EY’s competition is rife across the supplier spectrum. From traditional peers in the Big Four to the major systems integrators (SIs) and IT and business process outsourcing (BPO) shops and now niche service providers and cloud software providers, enterprise buyers hear varied spins on managed services and its cousins BPO and ITO. EY has more than solid mindshare and brand permission to play in its core markets of talent, legal, finance and tax, risk and cyber, and sustainability. The problem? No matter what you label it, everyone is talking about “innovation,” “outcomes focused,” and “value added.” What’s unclear to enterprises is whether these more sophisticated services can lead to true strategic partnerships with co-developed outcomes.

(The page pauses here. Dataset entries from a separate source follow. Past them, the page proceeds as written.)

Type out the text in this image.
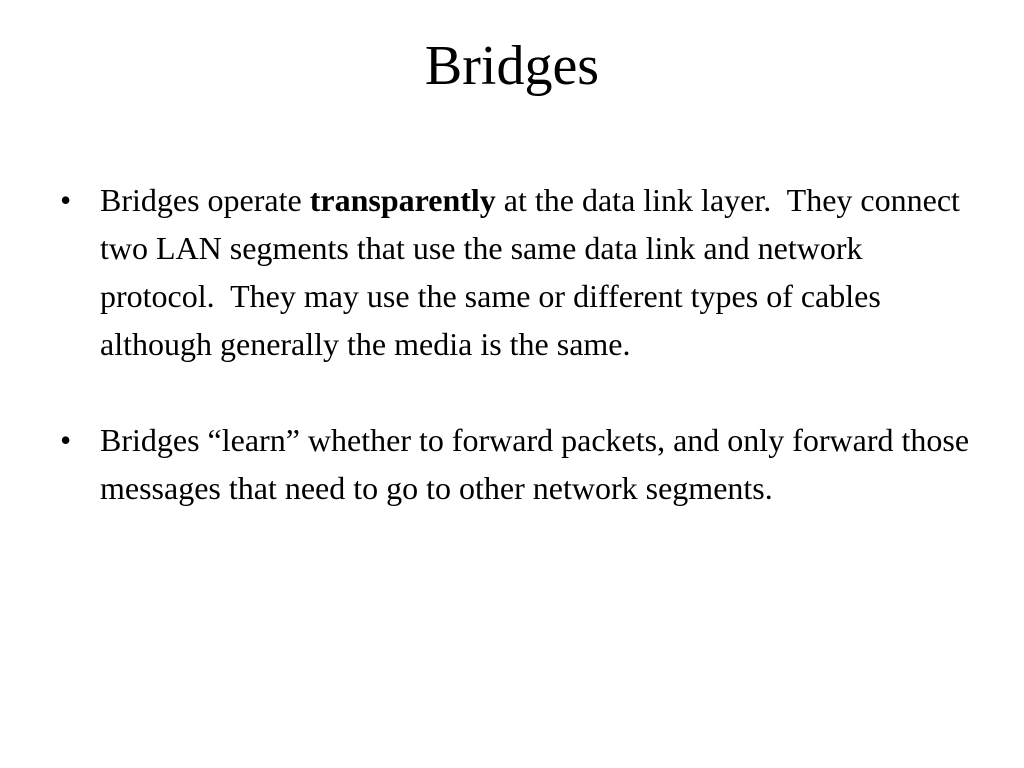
Bridges
• Bridges operate transparently at the data link layer.  They connect two LAN segments that use the same data link and network protocol.  They may use the same or different types of cables although generally the media is the same.
• Bridges “learn” whether to forward packets, and only forward those messages that need to go to other network segments.
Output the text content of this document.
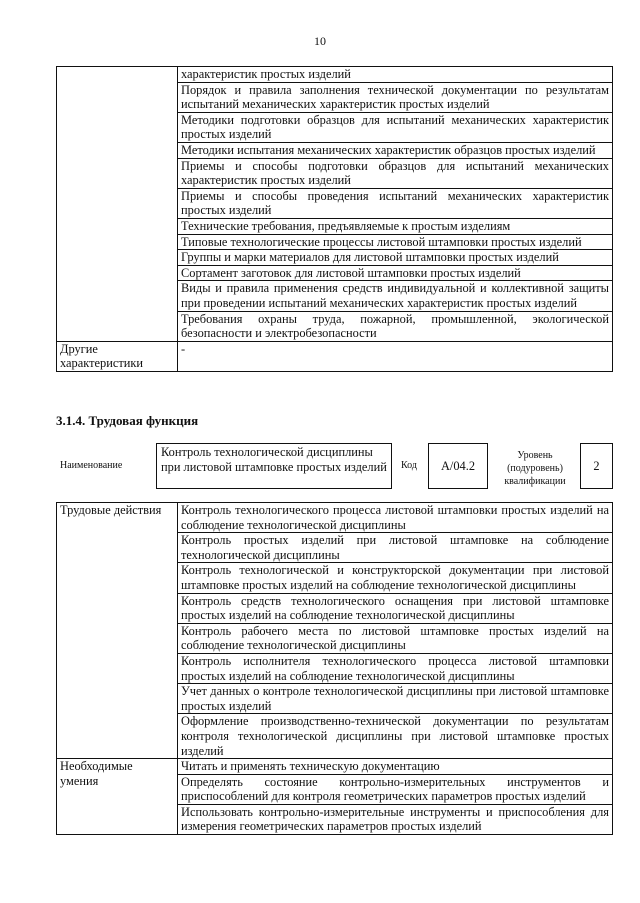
10
	характеристик простых изделий
	Порядок и правила заполнения технической документации по результатам испытаний механических характеристик простых изделий
	Методики подготовки образцов для испытаний механических характеристик простых изделий
	Методики испытания механических характеристик образцов простых изделий
	Приемы и способы подготовки образцов для испытаний механических характеристик простых изделий
	Приемы и способы проведения испытаний механических характеристик простых изделий
	Технические требования, предъявляемые к простым изделиям
	Типовые технологические процессы листовой штамповки простых изделий
	Группы и марки материалов для листовой штамповки простых изделий
	Сортамент заготовок для листовой штамповки простых изделий
	Виды и правила применения средств индивидуальной и коллективной защиты при проведении испытаний механических характеристик простых изделий
	Требования охраны труда, пожарной, промышленной, экологической безопасности и электробезопасности
Другие характеристики	-
3.1.4. Трудовая функция
Наименование
Контроль технологической дисциплины при листовой штамповке простых изделий	Код	A/04.2
Уровень (подуровень) квалификации
2
Трудовые действия	Контроль технологического процесса листовой штамповки простых изделий на соблюдение технологической дисциплины
	Контроль простых изделий при листовой штамповке на соблюдение технологической дисциплины
	Контроль технологической и конструкторской документации при листовой штамповке простых изделий на соблюдение технологической дисциплины
	Контроль средств технологического оснащения при листовой штамповке простых изделий на соблюдение технологической дисциплины
	Контроль рабочего места по листовой штамповке простых изделий на соблюдение технологической дисциплины
	Контроль исполнителя технологического процесса листовой штамповки простых изделий на соблюдение технологической дисциплины
	Учет данных о контроле технологической дисциплины при листовой штамповке простых изделий
	Оформление производственно-технической документации по результатам контроля технологической дисциплины при листовой штамповке простых изделий
Необходимые умения	Читать и применять техническую документацию
	Определять состояние контрольно-измерительных инструментов и приспособлений для контроля геометрических параметров простых изделий
	Использовать контрольно-измерительные инструменты и приспособления для измерения геометрических параметров простых изделий
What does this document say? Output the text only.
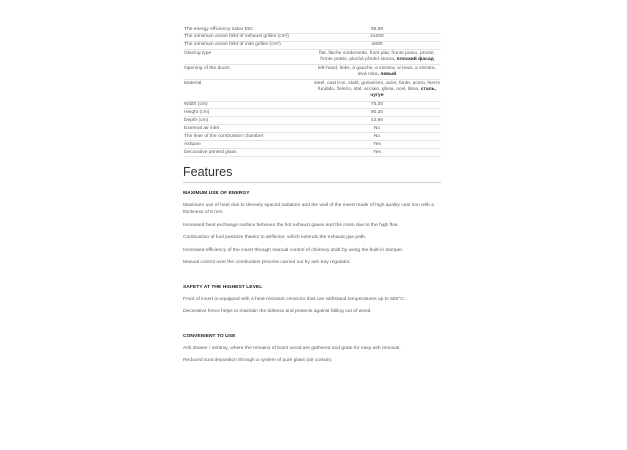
The energy efficiency index EEI	98,88
The minimum active field of exhaust grilles (cm²)	≥1000
The minimum active field of inlet grilles (cm²)	≥800
Glazing type	flat, flache vorderseite, front plat, fronte piano, proste, fronte pratto, plochá přední strana, плоский фасад
Opening of the doors	left-hand, links, à gauche, a sinistra, w lewo, a sinistra, levá ruka, левый
Material	steel, cast iron, stahl, gusseisen, acier, fonte, acero, hierro fundido, železo, stal, acciaio, ghisa, ocel, litina, сталь, чугун
Width (cm)	75,00
Height (cm)	90,20
Depth (cm)	43,90
External air inlet	No
The liner of the combustion chamber	No
Ashpan	Yes
Decorative printed glass	Yes
Features
MAXIMUM USE OF ENERGY

Maximum use of heat due to densely spaced radiators and the wall of the insert made of high quality cast iron with a thickness of 8 mm.

Increased heat exchange surface between the hot exhaust gases and the room due to the high flue.

Combustion of fuel particles thanks to deflector, which extends the exhaust gas path.

Increased efficiency of the insert through manual control of chimney draft by using the built-in damper.

Manual control over the combustion process carried out by ash tray regulator.

SAFETY AT THE HIGHEST LEVEL

Front of insert is equipped with a heat-resistant ceramics that can withstand temperatures up to 660°C.

Decorative fence helps to maintain the tidiness and protects against falling out of wood.

CONVENIENT TO USE

Ash drawer / ashtray, where the remains of burnt wood are gathered and grate for easy ash removal.

Reduced soot deposition through a system of pure glass (air curtain).
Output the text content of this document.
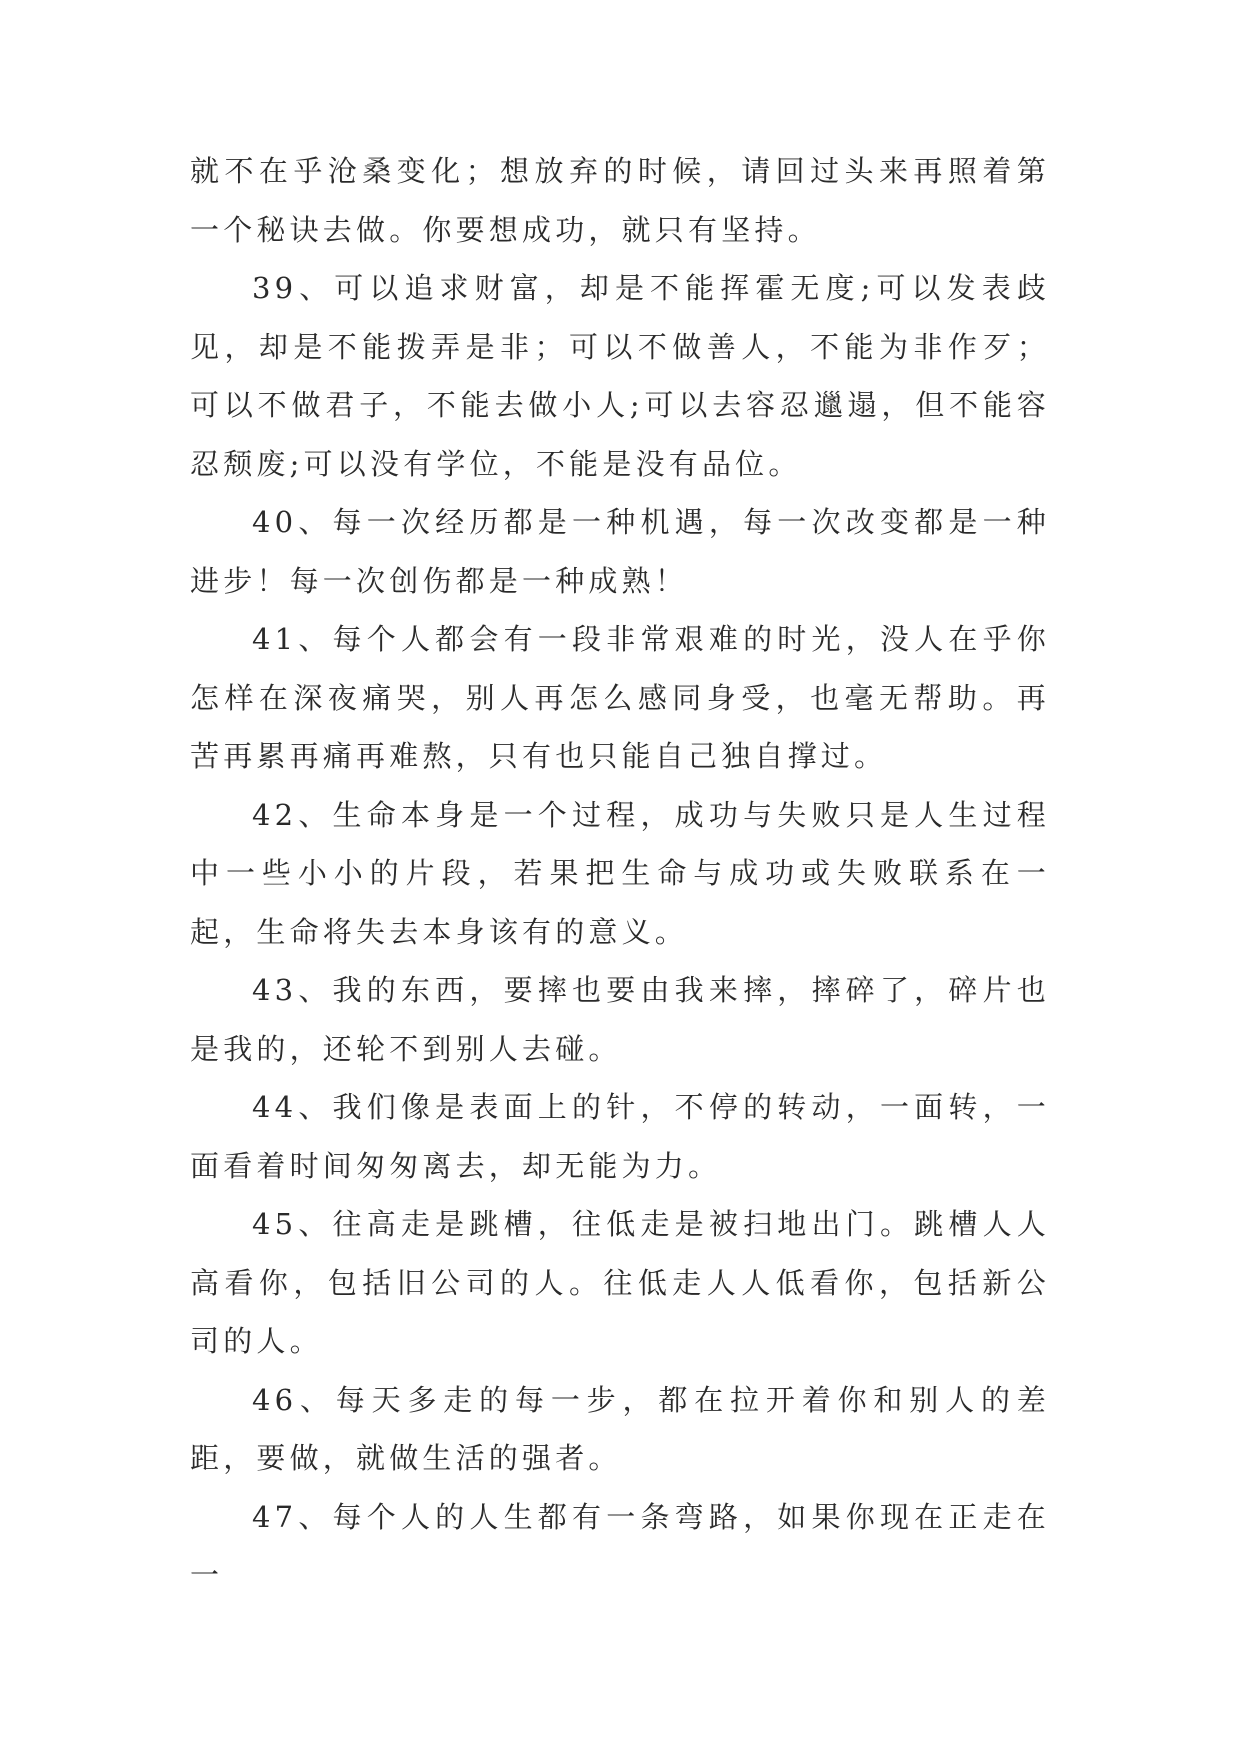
就不在乎沧桑变化；想放弃的时候，请回过头来再照着第一个秘诀去做。你要想成功，就只有坚持。

39、可以追求财富，却是不能挥霍无度;可以发表歧见，却是不能拨弄是非；可以不做善人，不能为非作歹；可以不做君子，不能去做小人;可以去容忍邋遢，但不能容忍颓废;可以没有学位，不能是没有品位。

40、每一次经历都是一种机遇，每一次改变都是一种进步！每一次创伤都是一种成熟！

41、每个人都会有一段非常艰难的时光，没人在乎你怎样在深夜痛哭，别人再怎么感同身受，也毫无帮助。再苦再累再痛再难熬，只有也只能自己独自撑过。

42、生命本身是一个过程，成功与失败只是人生过程中一些小小的片段，若果把生命与成功或失败联系在一起，生命将失去本身该有的意义。

43、我的东西，要摔也要由我来摔，摔碎了，碎片也是我的，还轮不到别人去碰。

44、我们像是表面上的针，不停的转动，一面转，一面看着时间匆匆离去，却无能为力。

45、往高走是跳槽，往低走是被扫地出门。跳槽人人高看你，包括旧公司的人。往低走人人低看你，包括新公司的人。

46、每天多走的每一步，都在拉开着你和别人的差距，要做，就做生活的强者。

47、每个人的人生都有一条弯路，如果你现在正走在一
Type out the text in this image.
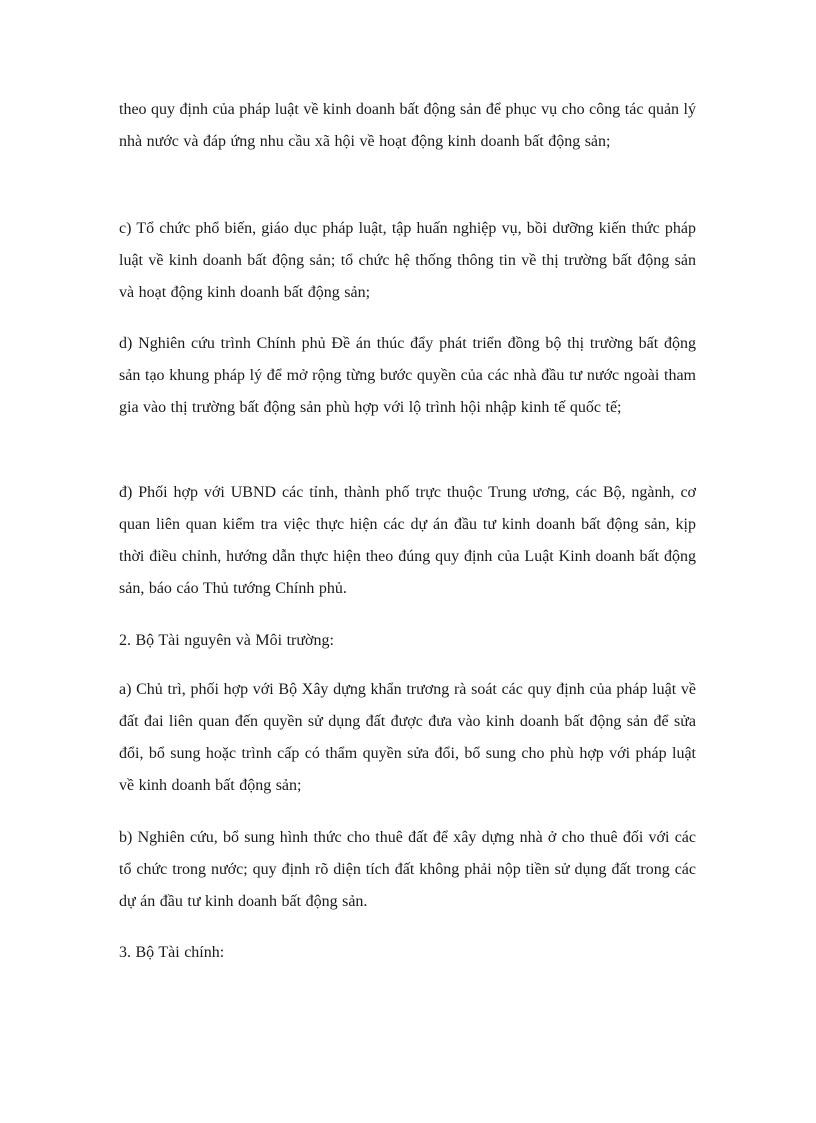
theo quy định của pháp luật về kinh doanh bất động sản để phục vụ cho công tác quản lý nhà nước và đáp ứng nhu cầu xã hội về hoạt động kinh doanh bất động sản;

c) Tổ chức phổ biến, giáo dục pháp luật, tập huấn nghiệp vụ, bồi dưỡng kiến thức pháp luật về kinh doanh bất động sản; tổ chức hệ thống thông tin về thị trường bất động sản và hoạt động kinh doanh bất động sản;

d) Nghiên cứu trình Chính phủ Đề án thúc đẩy phát triển đồng bộ thị trường bất động sản tạo khung pháp lý để mở rộng từng bước quyền của các nhà đầu tư nước ngoài tham gia vào thị trường bất động sản phù hợp với lộ trình hội nhập kinh tế quốc tế;

đ) Phối hợp với UBND các tỉnh, thành phố trực thuộc Trung ương, các Bộ, ngành, cơ quan liên quan kiểm tra việc thực hiện các dự án đầu tư kinh doanh bất động sản, kịp thời điều chỉnh, hướng dẫn thực hiện theo đúng quy định của Luật Kinh doanh bất động sản, báo cáo Thủ tướng Chính phủ.

2. Bộ Tài nguyên và Môi trường:

a) Chủ trì, phối hợp với Bộ Xây dựng khẩn trương rà soát các quy định của pháp luật về đất đai liên quan đến quyền sử dụng đất được đưa vào kinh doanh bất động sản để sửa đổi, bổ sung hoặc trình cấp có thẩm quyền sửa đổi, bổ sung cho phù hợp với pháp luật về kinh doanh bất động sản;

b) Nghiên cứu, bổ sung hình thức cho thuê đất để xây dựng nhà ở cho thuê đối với các tổ chức trong nước; quy định rõ diện tích đất không phải nộp tiền sử dụng đất trong các dự án đầu tư kinh doanh bất động sản.

3. Bộ Tài chính:
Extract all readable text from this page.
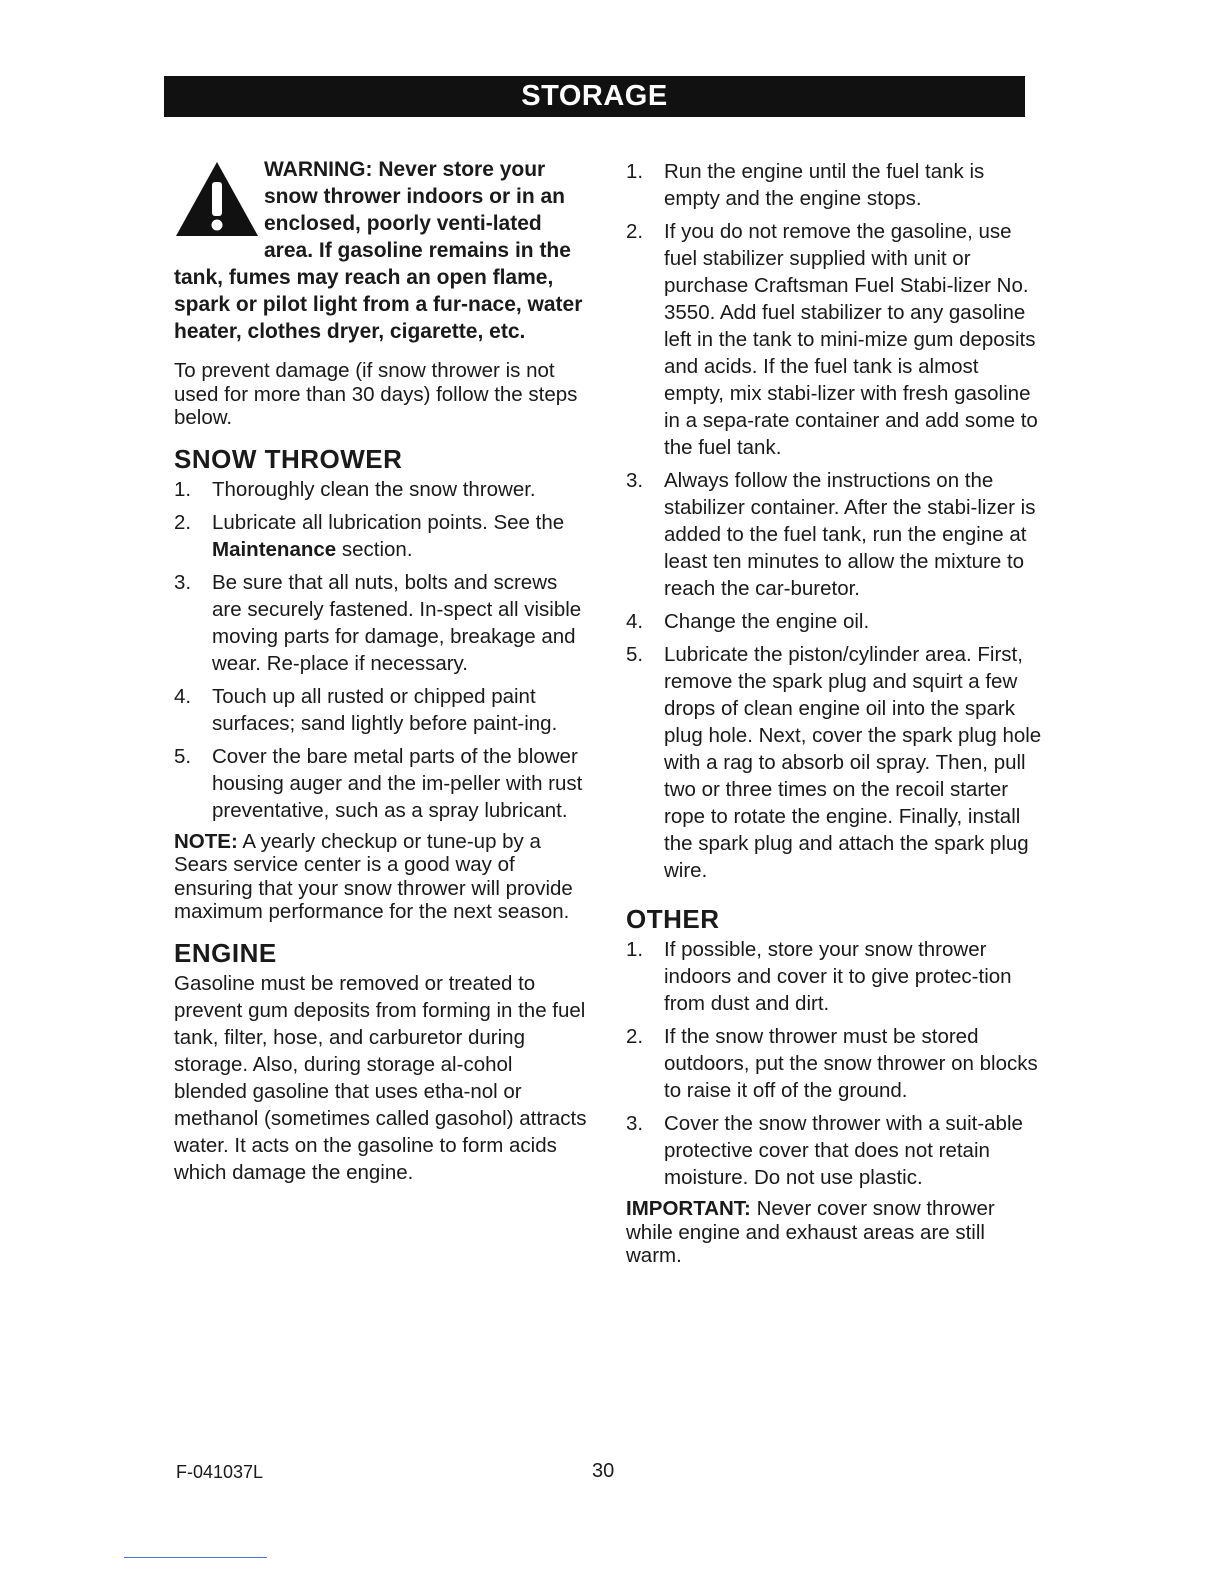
STORAGE
WARNING: Never store your snow thrower indoors or in an enclosed, poorly venti-lated area. If gasoline remains in the tank, fumes may reach an open flame, spark or pilot light from a fur-nace, water heater, clothes dryer, cigarette, etc.

To prevent damage (if snow thrower is not used for more than 30 days) follow the steps below.

SNOW THROWER
1. Thoroughly clean the snow thrower.
2. Lubricate all lubrication points. See the Maintenance section.
3. Be sure that all nuts, bolts and screws are securely fastened. In-spect all visible moving parts for damage, breakage and wear. Re-place if necessary.
4. Touch up all rusted or chipped paint surfaces; sand lightly before paint-ing.
5. Cover the bare metal parts of the blower housing auger and the im-peller with rust preventative, such as a spray lubricant.

NOTE: A yearly checkup or tune-up by a Sears service center is a good way of ensuring that your snow thrower will provide maximum performance for the next season.

ENGINE

Gasoline must be removed or treated to prevent gum deposits from forming in the fuel tank, filter, hose, and carburetor during storage. Also, during storage al-cohol blended gasoline that uses etha-nol or methanol (sometimes called gasohol) attracts water. It acts on the gasoline to form acids which damage the engine.

1. Run the engine until the fuel tank is empty and the engine stops.
2. If you do not remove the gasoline, use fuel stabilizer supplied with unit or purchase Craftsman Fuel Stabi-lizer No. 3550. Add fuel stabilizer to any gasoline left in the tank to mini-mize gum deposits and acids. If the fuel tank is almost empty, mix stabi-lizer with fresh gasoline in a sepa-rate container and add some to the fuel tank.
3. Always follow the instructions on the stabilizer container. After the stabi-lizer is added to the fuel tank, run the engine at least ten minutes to allow the mixture to reach the car-buretor.
4. Change the engine oil.
5. Lubricate the piston/cylinder area. First, remove the spark plug and squirt a few drops of clean engine oil into the spark plug hole. Next, cover the spark plug hole with a rag to absorb oil spray. Then, pull two or three times on the recoil starter rope to rotate the engine. Finally, install the spark plug and attach the spark plug wire.
OTHER
1. If possible, store your snow thrower indoors and cover it to give protec-tion from dust and dirt.
2. If the snow thrower must be stored outdoors, put the snow thrower on blocks to raise it off of the ground.
3. Cover the snow thrower with a suit-able protective cover that does not retain moisture. Do not use plastic.

IMPORTANT: Never cover snow thrower while engine and exhaust areas are still warm.

F-041037L	30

EY’s client panel members, which included clients from Fronterra, Mondelez, and Baptist Health, described EY as a solid, reliable partner that takes away many of their headaches by alleviating a lot of cumbersome repeatable processes and doing it more consistently. This trust appears to be the bedrock of EY’s client relationships and is working well by fueling this $7 billion business, targeted to hit $12 billion by 2025. They described automated reporting, greater global consistency with tax filings, and delivering tenfold the promised efficiencies and cost savings. All these activities are legacy EY services; the twist now is that delivery is platform-enabled to some extent and that results are more outcomes and value focused for the client.
Data is the key to ensuring greater value with “managed services” The client relationships EY showcased are undoubtedly growing in sophistication, but what was missing was that holy grail of innovation that so many buyers crave and service providers attempt to provide. The missing link was an emphasis on data-driven services. Innovation is not about scaling through technology but taking client data and using it to rethink processes. The trouble with this from a managed services perspective is that data is enterprises’ Achilles heel, with governance issues and siloes preventing them from effectively gathering data and insights. Data issues are the top challenge preventing enterprises from reaching their strategic goals and hence innovation (see Exhibit 1). Adding to this organizational alignment and C-suite buy-in challenges, and it’s no wonder companies struggle to innovate and transform.
The term “managed services” is due for a refresh; it is a dinosaur of a term that in services traditionally meant platform plus people delivering processes. While EY uses it to signify more technology-enabled, value-added services, it still does not imply innovation or create a vision for this market opportunity. Whatever we call managed services in the future must convey the data-driven, innovative services that the industry is pivoting towards. EY’s advantage as an advisory-led firm is that the consulting side of the house can help drive some of these conversations with clients, but enterprises must solve their data issues to drive innovation in transformation initiatives. EY has demonstrated a lot of value for clients, but it falls just short of illustrating the vision for the future of these services around data-centricity.